Cheney Role in CIA Secrecy Questioned

He reportedly ordered the agency to withhold information from Congress.

ByABC News
July 11, 2009, 11:04 PM

WASHINGTON, July 11, 2009— -- A member of the House Intelligence Committee told ABC News Congress was "systematically misled" about secret counterterrorism programs under the Bush administration, amid reports that Vice President Dick Cheney ordered the CIA to withhold information from Congress.

The House Intelligence Committee had already begun gathering information for an investigation of the agency.

"The congress has been systematically misled," intelligence panel member Rep. Jan Schakowsky, D-Ill., told ABC News. "I know I've been lied to."
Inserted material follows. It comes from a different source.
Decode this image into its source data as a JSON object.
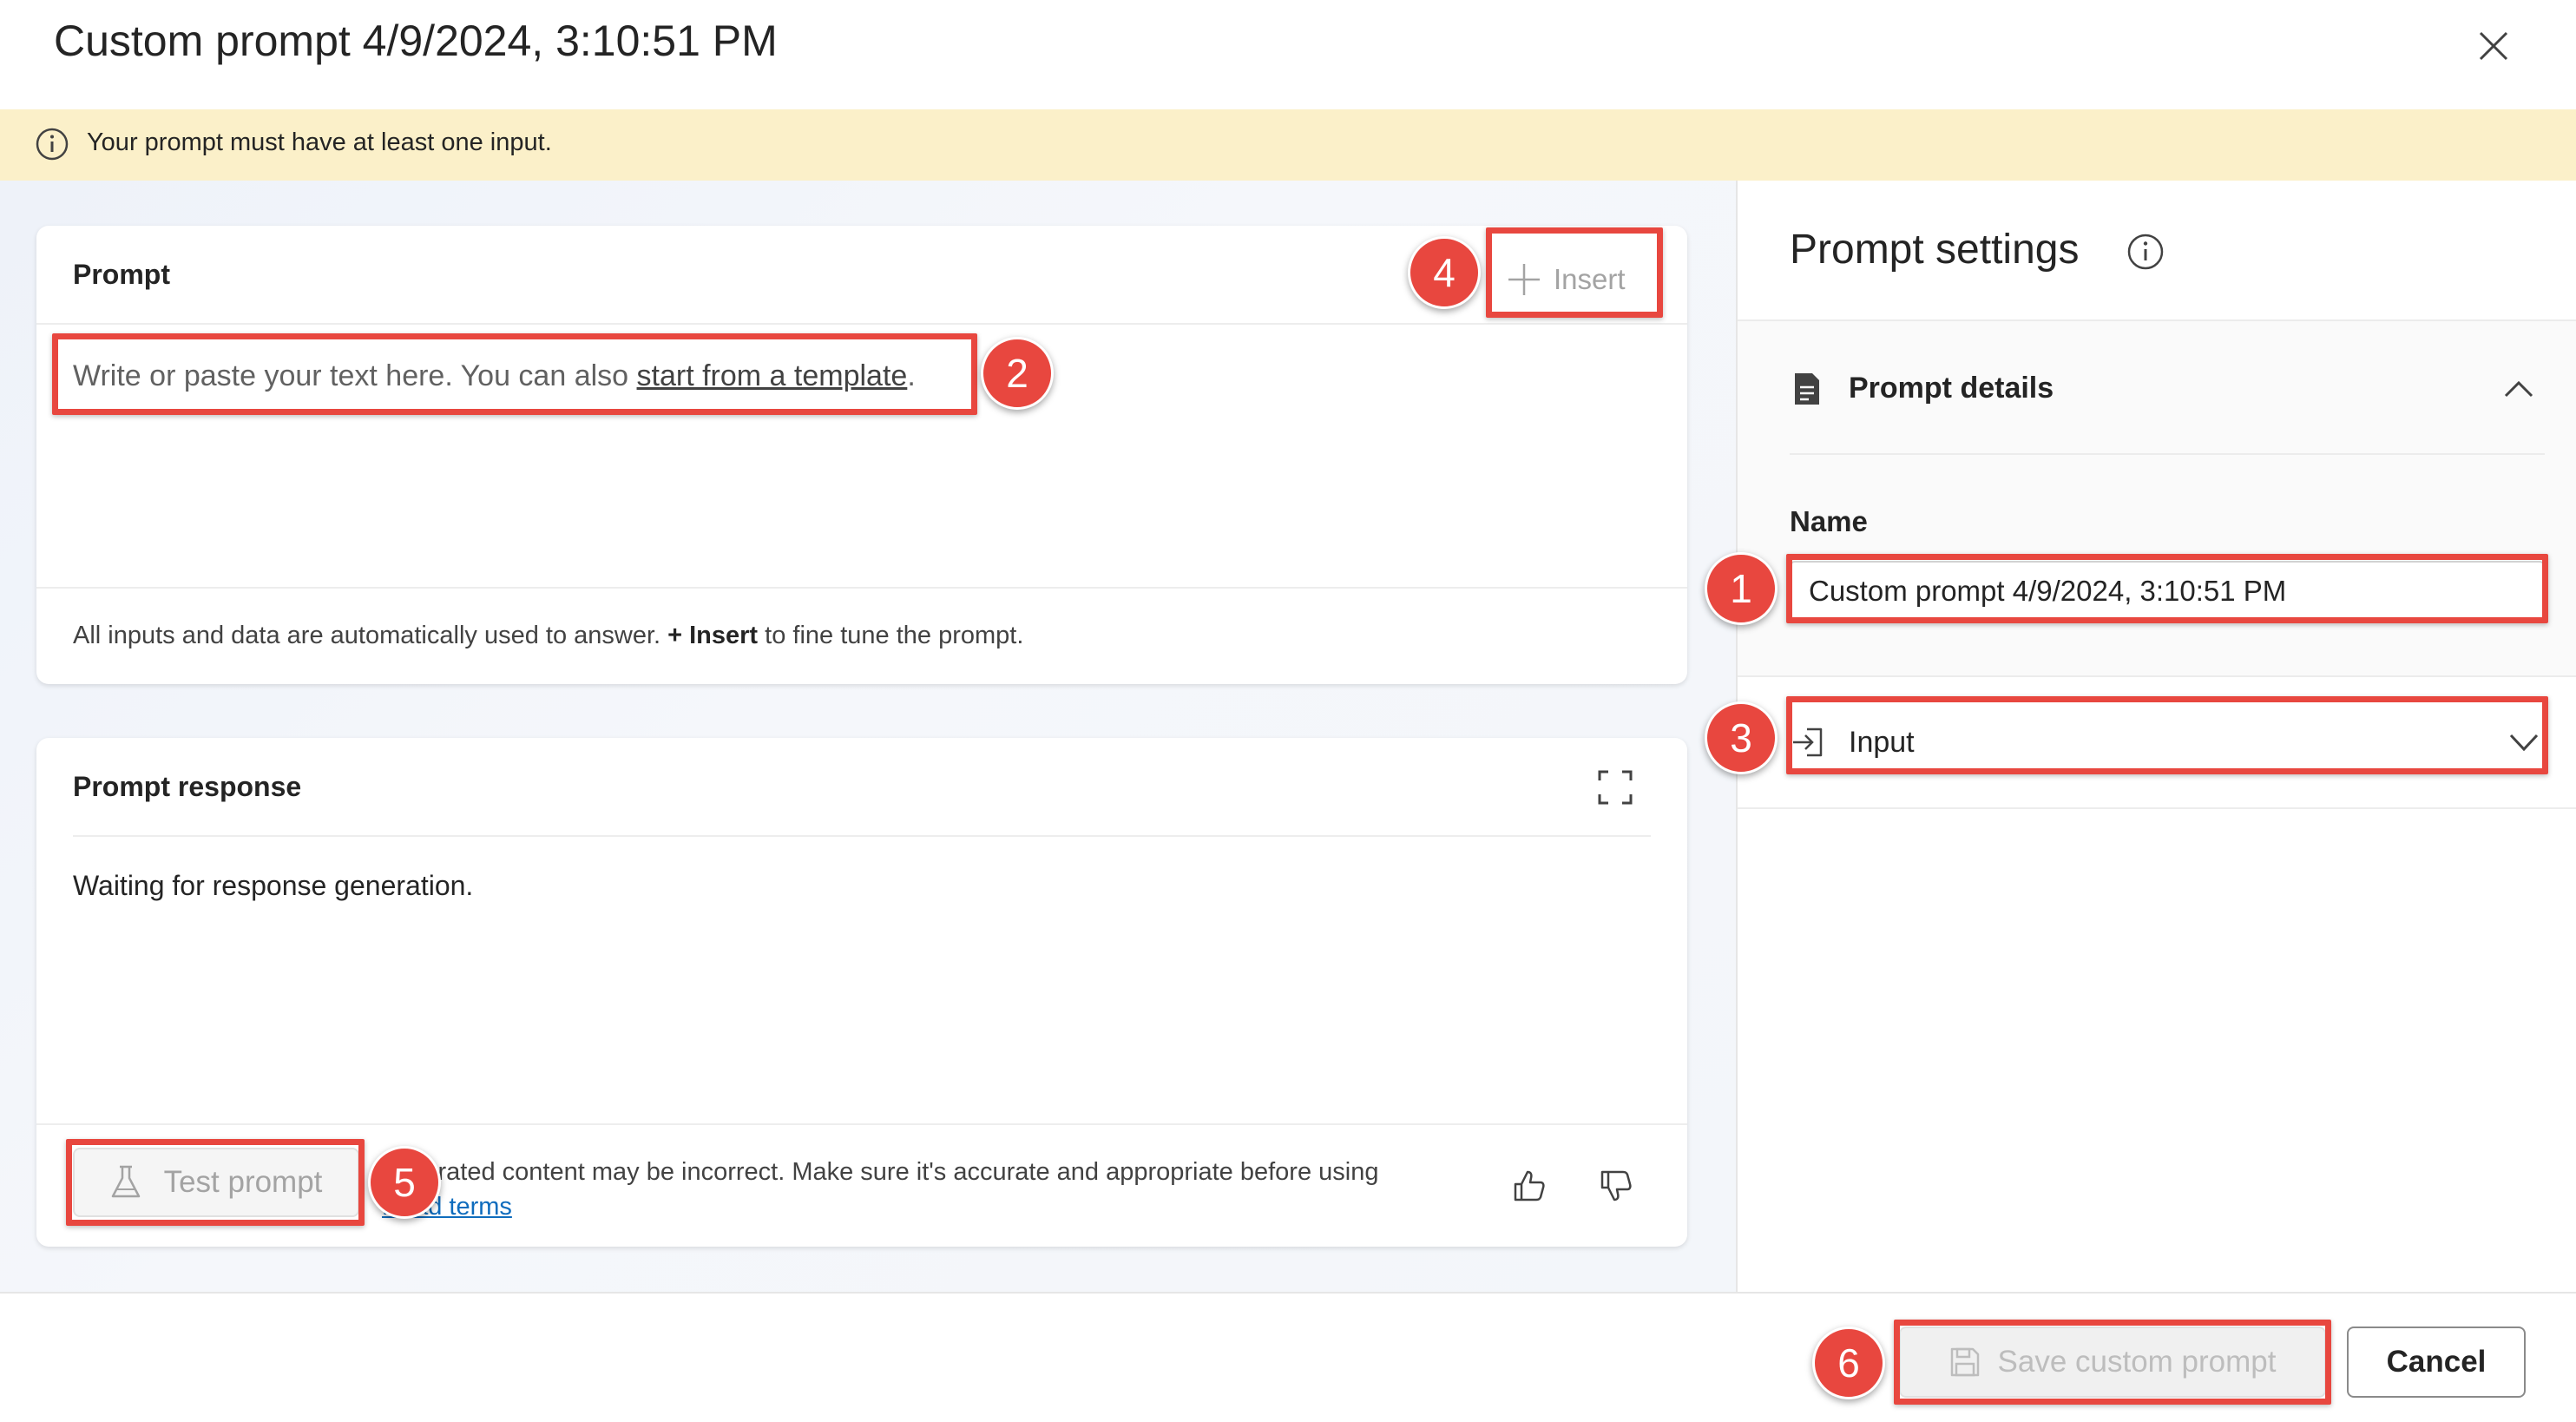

According to a report in The New York Times, CIA Director Leon Panetta told congressional leaders that the CIA withheld information on a still-secret counterterrorism project under direct orders from Cheney.

The Associated Press, citing what it called officials with direct knowledge of the matter, also reported that eight years ago Cheney directed the CIA not to inform Congress about a nascent counterterrorism program that Panetta terminated in June.

ABC News has learned that the counterterrorism program was only in the planning and training stages, leaving open the question of whether Congress was required to be informed under the National Security Act.

"The question was, or is, was it a program that had to be revealed to the Congress?" former CIA official Michael Scheuer told ABC News.

As criticism of the Bush administration's intelligence-gathering methods has mounted, Cheney has taken to the airwaves to defend them. Now, news of Cheney's role will likely increase calls for an investigation -- and for Cheney to explain his own role.

"This is certainly one example of an investigation that we will have into the CIA persistently lying to the Congress," Schakowsky told ABC News earlier this week.

The news comes after a new report to congress found that a secret warrantless wiretapping program produced "limited" intelligence and was carried out with "extraordinary and inappropriate" secrecy.

And on Friday, the American Civil Liberties Union and Physicians for Human Rights urged the Justice Department to launch a probe of an alleged massacre in 2002 in Afghanistan by warlord Abdul Rashid Dostum, who was on the CIA's payroll.